Saturday, January 1, 2011

I like to go against the grain.

So, its New Year's, the day when people put away the holiday cookies and dust off the treadmill. For me, its the perfect day to make some fried chicken:
Just call me Colonel Popeye.
The recipe for this fried chicken is one of the first things in Thomas Keller's Ad Hoc at Home, which is Chef Keller's cookbook aimed at mere mortals like myself (as opposed to culinary Gods). Like most of the other recipes in Ad Hoc, this one is manageable for a reasonably skilled at-home cook, but its still a stretch. Doing it right means buying and butchering a whole chicken, making lemon-herb brining liquid, brining the chicken for 10-12 hours, tempering it for another 90 minutes, preparing the flour/cayenne/paprika/pepper coating, executing a 3-step coating process, and then frying everything on the stove in the right order and without burning down your house. This is what Michael Pollan is talking about in his book Food Rules when he says that you can eat all the junk food you want, as long as you make it yourself. If I wanted to eat this chicken everyday, I would have to quit my job.

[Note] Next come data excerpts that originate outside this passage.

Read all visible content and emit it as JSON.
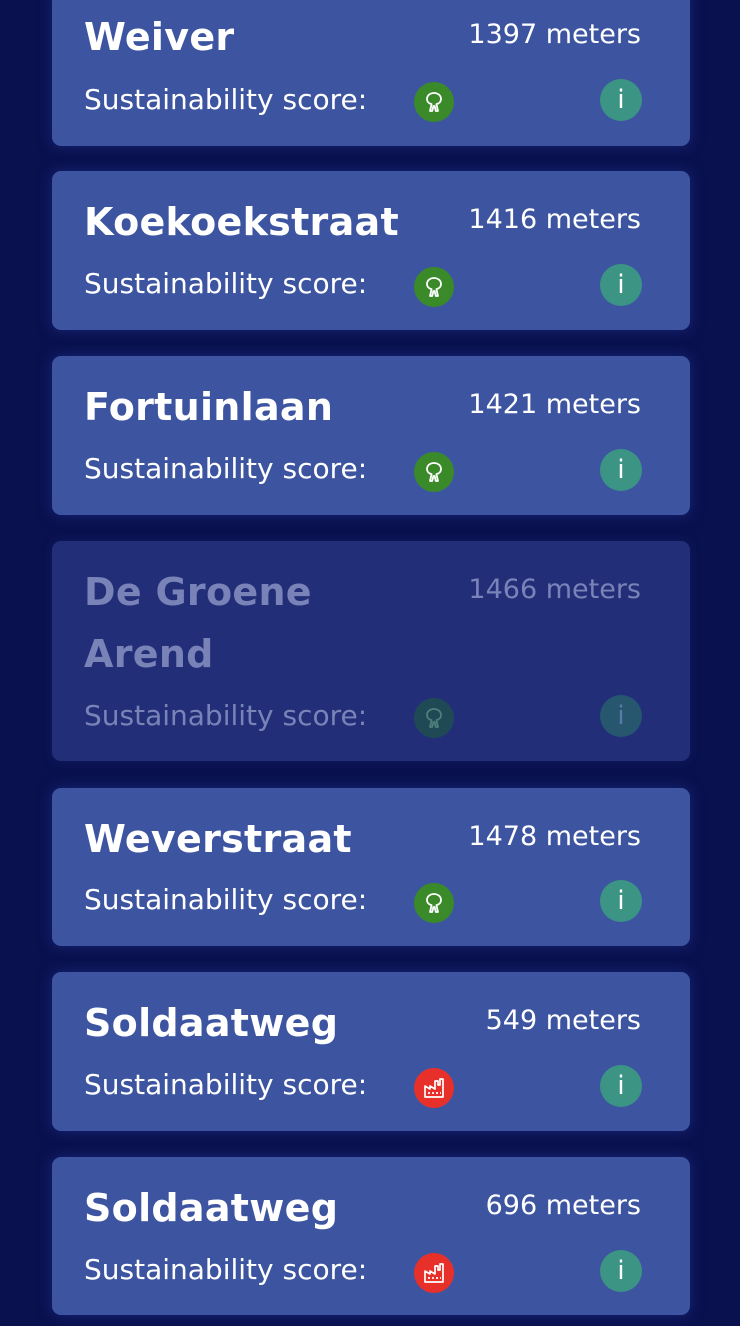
{
  "score_label": "Sustainability score:",
  "info_label": "i",
  "colors": {
    "background": "#0a114f",
    "card": "#3d55a1",
    "card_disabled": "#222f78",
    "tree_score": "#3a8a2a",
    "factory_score": "#e8302b",
    "info_button": "#3c9484"
  },
  "locations": [
    {
      "name": "Weiver",
      "distance": "1397 meters",
      "score_icon": "tree-icon",
      "disabled": false
    },
    {
      "name": "Koekoekstraat",
      "distance": "1416 meters",
      "score_icon": "tree-icon",
      "disabled": false
    },
    {
      "name": "Fortuinlaan",
      "distance": "1421 meters",
      "score_icon": "tree-icon",
      "disabled": false
    },
    {
      "name": "De Groene Arend",
      "distance": "1466 meters",
      "score_icon": "tree-icon",
      "disabled": true
    },
    {
      "name": "Weverstraat",
      "distance": "1478 meters",
      "score_icon": "tree-icon",
      "disabled": false
    },
    {
      "name": "Soldaatweg",
      "distance": "549 meters",
      "score_icon": "factory-icon",
      "disabled": false
    },
    {
      "name": "Soldaatweg",
      "distance": "696 meters",
      "score_icon": "factory-icon",
      "disabled": false
    }
  ]
}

I started working on this Thursday night, when I went to Whole Foods for the ingredients and prepared the brining liquid. Today, I had no plans other than running and writing a sermon, so I spread the other chicken-making steps out over the course of the day. Early this morning, I cut the whole chicken into pieces and put it in the brining liquid. In the afternoon, I made the flour/spice coating and set it aside. A little later, I realized that I didn't need all the buttermilk I had bought for coating the chicken and decided to make some biscuits. There's a biscuit recipe in Ad Hoc, but it called for two whole sticks of butter to make only 12 biscuits. I was sure that the Weight Watchers ETools would crash if I tried to calculate the Points for that, so I turned to the very-helpful Cooking Light Everyday Favorites and found a more reasonable (and still quite tasty) recipe. A couple hours after I made the biscuits, I took the chicken out of the brine, rinsed it off, and let it come up to room temperature for the precribed 90 minutes.

Finally, a little before 8, it was time to fry. In the book, Chef Keller lays out a very specific order and timing for how to execute all the steps involved in cooking the chicken. I did my best to follow along, but I definitely made a few mistakes. Coating the chicken involved three steps: dredging in the flour/spice mixture, dipping in buttermilk, and then dredging in flour/spice a second time. After that, it all got fried in batches in oil heated to very precise temperatures. I screwed up the timing and temps a little, which made some of the coating come off and resulted in slightly oilier chicken than I wanted, but it still looked pretty good when I put it on the plate.

Then came the best part: the first bite. Chef Keller claims that his is the best recipe for fried chicken in the world. When I read that, I thought it sounded a little arrogant. After tasting it, I am a believer. This chicken is AMAZING. The lemon-herb brine makes the meat juicy and flavorful, and the flour/buttermilk/spice coating has all the crispy goodness you want from fried chicken with an added little kick from the cayenne and paprika. My version of this chicken- made with my amateur, semi-skilled, home-cook hands- is easily the best fried chicken I've ever tasted. I can not imagine what it must be like when the Man himself makes it. I'm not sure I could handle it. 

So, take that New Year's resolutions! I will definitely be putting in extra treadmill and spin class time to make up for this chicken, but it will be worth it. A delicious start to 2011!